Technical in depth description of scan process

Hello,

can anyone provide me a link or do an in depth technical description how a virus scanner actually works when scanning a file for viruses?

Just the phrase: “It looks for known patterns in the file” is not enough :slight_smile:

I mean the known number of viruses today is huge and it just takes the scanner some miliseconds to scan a file for it.
How does this exactly work?

It looks for known patterns in the file very very fast.

:wink: ;D ;D

:-X no comment :-[

As my question is still unanswered, I ping it to the top.

I think you can ping away, but I would have thought a detailed answer would be classed as ‘commercial in confidence,’ so you wouldn’t get one, especially not in a public forum.

I also don’t think you’ll get a detailed answer - because it’s basically the “know how” behind the antivirus scanners (in addition to a team working hard on the detections).

ok, ok

Let’s try it another way :wink:
How does CLAM AV do the fast scanning for viruses in the files?
This program is open source and can be analysed by everyone. I am just not too technical savvy to understand the code.
Any new tries?

Well, good question…
But won’t we find a good answer if we ask Clam team/developers… I think Alwil team won’t have ‘time’ to look at that code… if they have and discover ‘anything’, they won’t tell, eh? :wink:

I really think there is a basic concept how virus detection works on all virus scanners.
Cannot imagine that every vendor reinvents the wheel completely…

My question is also not directly targeted to alwil, but to everyone who thinks is an antivirus expert and really knows how it works behind the scenes.

Ok, I agree, but this basic concept won’t be just compare the source code with the signature patterns?

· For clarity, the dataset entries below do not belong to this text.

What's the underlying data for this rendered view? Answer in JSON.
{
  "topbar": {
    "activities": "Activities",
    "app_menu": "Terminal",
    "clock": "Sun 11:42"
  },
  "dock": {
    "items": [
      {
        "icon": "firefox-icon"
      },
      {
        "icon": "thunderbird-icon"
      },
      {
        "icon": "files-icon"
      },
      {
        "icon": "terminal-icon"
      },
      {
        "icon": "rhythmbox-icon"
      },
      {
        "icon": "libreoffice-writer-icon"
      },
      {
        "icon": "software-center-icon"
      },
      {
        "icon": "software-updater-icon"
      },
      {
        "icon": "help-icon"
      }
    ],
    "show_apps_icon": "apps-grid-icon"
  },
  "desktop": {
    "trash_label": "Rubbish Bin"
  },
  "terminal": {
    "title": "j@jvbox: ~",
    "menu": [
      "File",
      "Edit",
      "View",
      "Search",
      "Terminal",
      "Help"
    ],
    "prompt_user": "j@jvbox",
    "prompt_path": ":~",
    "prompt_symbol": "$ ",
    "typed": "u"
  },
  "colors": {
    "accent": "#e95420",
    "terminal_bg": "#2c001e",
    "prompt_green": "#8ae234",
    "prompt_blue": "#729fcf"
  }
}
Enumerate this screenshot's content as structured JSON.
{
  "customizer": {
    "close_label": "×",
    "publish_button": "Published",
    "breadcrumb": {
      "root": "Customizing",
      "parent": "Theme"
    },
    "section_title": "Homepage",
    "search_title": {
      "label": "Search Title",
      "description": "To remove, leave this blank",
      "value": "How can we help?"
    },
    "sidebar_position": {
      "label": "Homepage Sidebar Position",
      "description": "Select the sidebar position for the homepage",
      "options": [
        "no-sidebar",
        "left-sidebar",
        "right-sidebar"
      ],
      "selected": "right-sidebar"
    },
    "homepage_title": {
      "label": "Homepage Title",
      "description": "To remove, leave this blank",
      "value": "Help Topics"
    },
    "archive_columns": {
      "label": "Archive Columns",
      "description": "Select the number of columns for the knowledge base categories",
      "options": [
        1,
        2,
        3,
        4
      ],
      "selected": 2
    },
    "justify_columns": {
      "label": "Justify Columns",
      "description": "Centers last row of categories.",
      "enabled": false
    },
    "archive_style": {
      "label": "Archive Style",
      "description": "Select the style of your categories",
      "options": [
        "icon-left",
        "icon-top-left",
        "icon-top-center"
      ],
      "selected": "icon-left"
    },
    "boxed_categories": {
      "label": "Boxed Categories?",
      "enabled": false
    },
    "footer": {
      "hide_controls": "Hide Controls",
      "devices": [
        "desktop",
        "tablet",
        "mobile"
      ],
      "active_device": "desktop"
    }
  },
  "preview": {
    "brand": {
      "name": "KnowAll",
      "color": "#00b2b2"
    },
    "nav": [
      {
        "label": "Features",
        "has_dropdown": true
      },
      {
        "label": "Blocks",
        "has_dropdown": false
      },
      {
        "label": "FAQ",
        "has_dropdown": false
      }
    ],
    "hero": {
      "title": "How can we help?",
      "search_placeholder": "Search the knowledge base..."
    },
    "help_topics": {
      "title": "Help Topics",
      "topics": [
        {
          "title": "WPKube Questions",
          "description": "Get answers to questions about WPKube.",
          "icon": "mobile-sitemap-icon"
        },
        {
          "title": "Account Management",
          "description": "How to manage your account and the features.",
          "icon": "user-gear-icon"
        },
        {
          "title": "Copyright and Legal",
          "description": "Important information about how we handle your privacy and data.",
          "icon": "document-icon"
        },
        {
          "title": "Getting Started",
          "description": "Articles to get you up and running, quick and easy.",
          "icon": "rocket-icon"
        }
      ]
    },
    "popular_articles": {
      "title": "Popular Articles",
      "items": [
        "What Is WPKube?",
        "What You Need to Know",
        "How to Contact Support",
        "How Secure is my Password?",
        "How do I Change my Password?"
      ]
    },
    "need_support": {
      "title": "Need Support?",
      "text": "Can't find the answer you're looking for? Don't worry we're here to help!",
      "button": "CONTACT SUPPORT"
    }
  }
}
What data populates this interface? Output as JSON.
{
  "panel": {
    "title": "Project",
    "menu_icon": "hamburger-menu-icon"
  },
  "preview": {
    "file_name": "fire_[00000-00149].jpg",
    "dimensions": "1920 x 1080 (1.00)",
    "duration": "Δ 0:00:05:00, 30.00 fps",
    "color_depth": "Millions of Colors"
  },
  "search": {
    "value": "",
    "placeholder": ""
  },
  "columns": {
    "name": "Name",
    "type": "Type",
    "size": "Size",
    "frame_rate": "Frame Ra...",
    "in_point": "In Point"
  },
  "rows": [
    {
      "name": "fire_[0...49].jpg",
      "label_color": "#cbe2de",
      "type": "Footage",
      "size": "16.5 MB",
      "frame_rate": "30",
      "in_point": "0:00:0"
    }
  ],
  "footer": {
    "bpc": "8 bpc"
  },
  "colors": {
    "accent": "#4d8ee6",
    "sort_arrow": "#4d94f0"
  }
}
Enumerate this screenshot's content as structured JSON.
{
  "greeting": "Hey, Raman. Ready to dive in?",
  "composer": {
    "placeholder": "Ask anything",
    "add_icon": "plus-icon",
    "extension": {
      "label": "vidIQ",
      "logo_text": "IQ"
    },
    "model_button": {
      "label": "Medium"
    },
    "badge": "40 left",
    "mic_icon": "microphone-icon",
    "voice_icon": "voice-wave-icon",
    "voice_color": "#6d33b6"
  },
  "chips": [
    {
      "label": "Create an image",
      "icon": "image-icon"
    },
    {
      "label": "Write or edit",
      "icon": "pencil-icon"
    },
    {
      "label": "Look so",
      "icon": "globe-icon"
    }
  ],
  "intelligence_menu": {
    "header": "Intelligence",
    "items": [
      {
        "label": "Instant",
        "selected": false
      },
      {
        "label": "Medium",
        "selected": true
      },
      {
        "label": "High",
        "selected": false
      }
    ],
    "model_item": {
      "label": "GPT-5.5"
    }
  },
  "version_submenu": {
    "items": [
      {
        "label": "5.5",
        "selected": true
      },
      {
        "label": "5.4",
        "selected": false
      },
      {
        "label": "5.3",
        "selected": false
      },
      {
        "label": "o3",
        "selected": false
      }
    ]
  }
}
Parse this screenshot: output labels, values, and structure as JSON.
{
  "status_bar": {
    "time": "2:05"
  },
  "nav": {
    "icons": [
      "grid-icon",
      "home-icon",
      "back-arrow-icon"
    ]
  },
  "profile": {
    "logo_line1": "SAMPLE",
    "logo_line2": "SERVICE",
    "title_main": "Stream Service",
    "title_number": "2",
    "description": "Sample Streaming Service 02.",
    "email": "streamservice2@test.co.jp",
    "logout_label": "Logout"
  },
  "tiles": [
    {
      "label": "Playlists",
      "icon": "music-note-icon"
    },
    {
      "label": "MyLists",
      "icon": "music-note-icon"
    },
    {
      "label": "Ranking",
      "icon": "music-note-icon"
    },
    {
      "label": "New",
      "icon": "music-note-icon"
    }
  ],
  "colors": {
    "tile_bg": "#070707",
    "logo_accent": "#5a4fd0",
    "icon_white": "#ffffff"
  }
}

Sorry… I’m not among ‘them’…

Well, the simplest thing you can do is use hashes (hash the whole file and match the result against a database of known infected hashes - binary division is quite fast).
More complex, you can use some multi-string search algorithm (e.g.: http://en.wikipedia.org/wiki/Aho-Corasick_algorithm) to look for known patterns.
Then, you add some algorithmic detections…

Thanks igor,

now we are heading in the right direction.
The Aho-Corasick hint was the missing link I was searching for.
Googling for the term with some other keywords really revealed what I was looking for.

It helped to understand more what is really going on.